Aligning whole genomes using optimal dynamic programming algorithms is a daunting task, being practically feasible only for very similar species, and conceptually incapable of capturing large-scale phenomena that alter the contiguity of homologous regions, like chromosome-level rearrangements, gene shuffling and duplication, translocations, and inversions of large areas.
We could circumvent these limits by first using good local alignments as anchors and then finding a set of large-scale edit operations that align such anchors as well as possible: Exercise 11.8 elaborates on how to find these optimal one-to-one correspondences.
Alternatively, we could try to detect a set of genes that are shared by two species, and we could compute the minimum set of rearrangements that transform one sequence of genes into the other. Despite having the advantage of providing a constructive explanation of the distance between two genomes, this approach is feasible only for closely related species, it discards information contained in non-coding regions, it assumes that a large-enough set of common genes can be reliably identified in each genome and mapped across genomes, and it is ineffective in cases in which gene order is preserved, like in mammalian mitochondrial DNA.
Yet another alternative could be aligning just a few conserved genes, building a phylogenetic tree for each such gene, and merging the trees into a common consensus: this is practically difficult in some viral and bacterial families with high rates of mutation or lateral gene transfer, and it is conceptually undesirable since different genes can tell different phylogenetic stories. Alignment costs, moreover, have an intrinsic ambiguity.

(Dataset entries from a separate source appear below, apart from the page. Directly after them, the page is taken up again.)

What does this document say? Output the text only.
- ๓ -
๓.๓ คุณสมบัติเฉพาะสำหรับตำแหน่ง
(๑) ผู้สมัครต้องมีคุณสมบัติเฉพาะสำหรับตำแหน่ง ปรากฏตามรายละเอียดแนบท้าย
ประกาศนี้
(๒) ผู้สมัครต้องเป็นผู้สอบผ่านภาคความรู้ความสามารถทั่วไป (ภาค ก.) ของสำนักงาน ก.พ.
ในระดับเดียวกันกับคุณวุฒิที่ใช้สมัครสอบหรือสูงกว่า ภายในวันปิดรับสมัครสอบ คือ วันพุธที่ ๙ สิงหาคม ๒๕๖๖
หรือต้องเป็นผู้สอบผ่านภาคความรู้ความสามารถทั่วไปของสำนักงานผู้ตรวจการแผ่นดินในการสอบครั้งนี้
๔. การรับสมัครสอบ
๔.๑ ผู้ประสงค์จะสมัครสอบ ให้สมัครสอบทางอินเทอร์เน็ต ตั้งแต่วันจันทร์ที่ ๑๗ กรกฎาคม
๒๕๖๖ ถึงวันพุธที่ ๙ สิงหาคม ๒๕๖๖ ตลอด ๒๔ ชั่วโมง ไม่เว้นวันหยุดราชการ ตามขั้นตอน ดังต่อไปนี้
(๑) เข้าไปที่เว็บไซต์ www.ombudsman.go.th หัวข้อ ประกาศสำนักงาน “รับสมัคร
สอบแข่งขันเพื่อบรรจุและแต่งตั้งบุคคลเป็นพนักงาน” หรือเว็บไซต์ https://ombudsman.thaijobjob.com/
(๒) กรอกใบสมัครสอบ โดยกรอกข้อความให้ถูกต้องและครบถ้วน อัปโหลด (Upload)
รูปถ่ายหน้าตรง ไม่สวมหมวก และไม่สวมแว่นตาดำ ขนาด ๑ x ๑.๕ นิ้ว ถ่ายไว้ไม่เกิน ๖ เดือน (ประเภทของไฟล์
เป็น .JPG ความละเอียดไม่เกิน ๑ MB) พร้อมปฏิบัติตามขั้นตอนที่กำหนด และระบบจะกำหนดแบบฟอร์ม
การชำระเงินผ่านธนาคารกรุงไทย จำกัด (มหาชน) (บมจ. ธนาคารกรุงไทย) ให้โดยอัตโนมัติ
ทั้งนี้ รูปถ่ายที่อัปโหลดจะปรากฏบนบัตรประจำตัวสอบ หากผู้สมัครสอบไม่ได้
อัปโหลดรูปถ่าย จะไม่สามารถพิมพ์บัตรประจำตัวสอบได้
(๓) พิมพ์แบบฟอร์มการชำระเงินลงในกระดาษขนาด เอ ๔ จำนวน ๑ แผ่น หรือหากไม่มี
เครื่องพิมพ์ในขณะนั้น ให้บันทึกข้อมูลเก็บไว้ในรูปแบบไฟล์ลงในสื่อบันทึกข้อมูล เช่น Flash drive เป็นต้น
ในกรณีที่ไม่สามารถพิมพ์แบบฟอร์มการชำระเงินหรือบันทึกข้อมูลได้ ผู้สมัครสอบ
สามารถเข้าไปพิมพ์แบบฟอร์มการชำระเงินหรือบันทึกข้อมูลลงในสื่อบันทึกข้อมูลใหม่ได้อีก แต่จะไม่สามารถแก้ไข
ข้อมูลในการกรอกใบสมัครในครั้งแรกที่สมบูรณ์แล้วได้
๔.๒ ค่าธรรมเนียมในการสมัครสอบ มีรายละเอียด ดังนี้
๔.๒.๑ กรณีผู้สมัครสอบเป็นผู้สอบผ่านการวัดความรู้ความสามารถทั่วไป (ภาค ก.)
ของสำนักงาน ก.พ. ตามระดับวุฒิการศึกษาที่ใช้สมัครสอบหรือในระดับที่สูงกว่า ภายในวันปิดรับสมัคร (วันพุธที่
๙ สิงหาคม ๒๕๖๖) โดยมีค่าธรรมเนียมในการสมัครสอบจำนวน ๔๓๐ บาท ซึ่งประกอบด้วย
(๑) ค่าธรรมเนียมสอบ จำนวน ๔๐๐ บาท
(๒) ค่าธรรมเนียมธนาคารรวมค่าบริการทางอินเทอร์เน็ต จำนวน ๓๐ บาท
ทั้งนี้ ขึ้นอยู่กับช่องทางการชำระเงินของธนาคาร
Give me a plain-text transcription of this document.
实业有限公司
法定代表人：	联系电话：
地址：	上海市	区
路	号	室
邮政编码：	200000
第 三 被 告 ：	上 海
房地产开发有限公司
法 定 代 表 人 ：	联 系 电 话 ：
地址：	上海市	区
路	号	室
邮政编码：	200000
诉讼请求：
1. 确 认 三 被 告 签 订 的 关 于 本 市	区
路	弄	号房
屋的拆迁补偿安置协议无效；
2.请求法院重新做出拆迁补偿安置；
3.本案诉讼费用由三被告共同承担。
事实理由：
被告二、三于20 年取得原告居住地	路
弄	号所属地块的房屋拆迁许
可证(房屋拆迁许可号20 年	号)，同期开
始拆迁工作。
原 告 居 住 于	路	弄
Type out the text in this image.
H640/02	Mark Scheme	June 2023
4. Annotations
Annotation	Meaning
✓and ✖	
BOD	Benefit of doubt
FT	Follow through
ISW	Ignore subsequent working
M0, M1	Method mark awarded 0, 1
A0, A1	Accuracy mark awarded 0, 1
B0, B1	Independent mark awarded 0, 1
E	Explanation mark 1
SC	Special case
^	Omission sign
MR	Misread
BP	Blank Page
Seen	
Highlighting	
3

In alignment-free genome comparison the goal is to derive efficiently computable distance or similarity measures for whole genomes that capture the relatedness without resorting to alignments. Such distance measures are typically derived between sets of local features extracted from the genomes. This allows one to compare genomes on the basis of their local compositional biases, rather than on the basis of their large-scale sequential structure: such compositional biases are widespread in nature, and have been shown to correlate with accepted species classifications.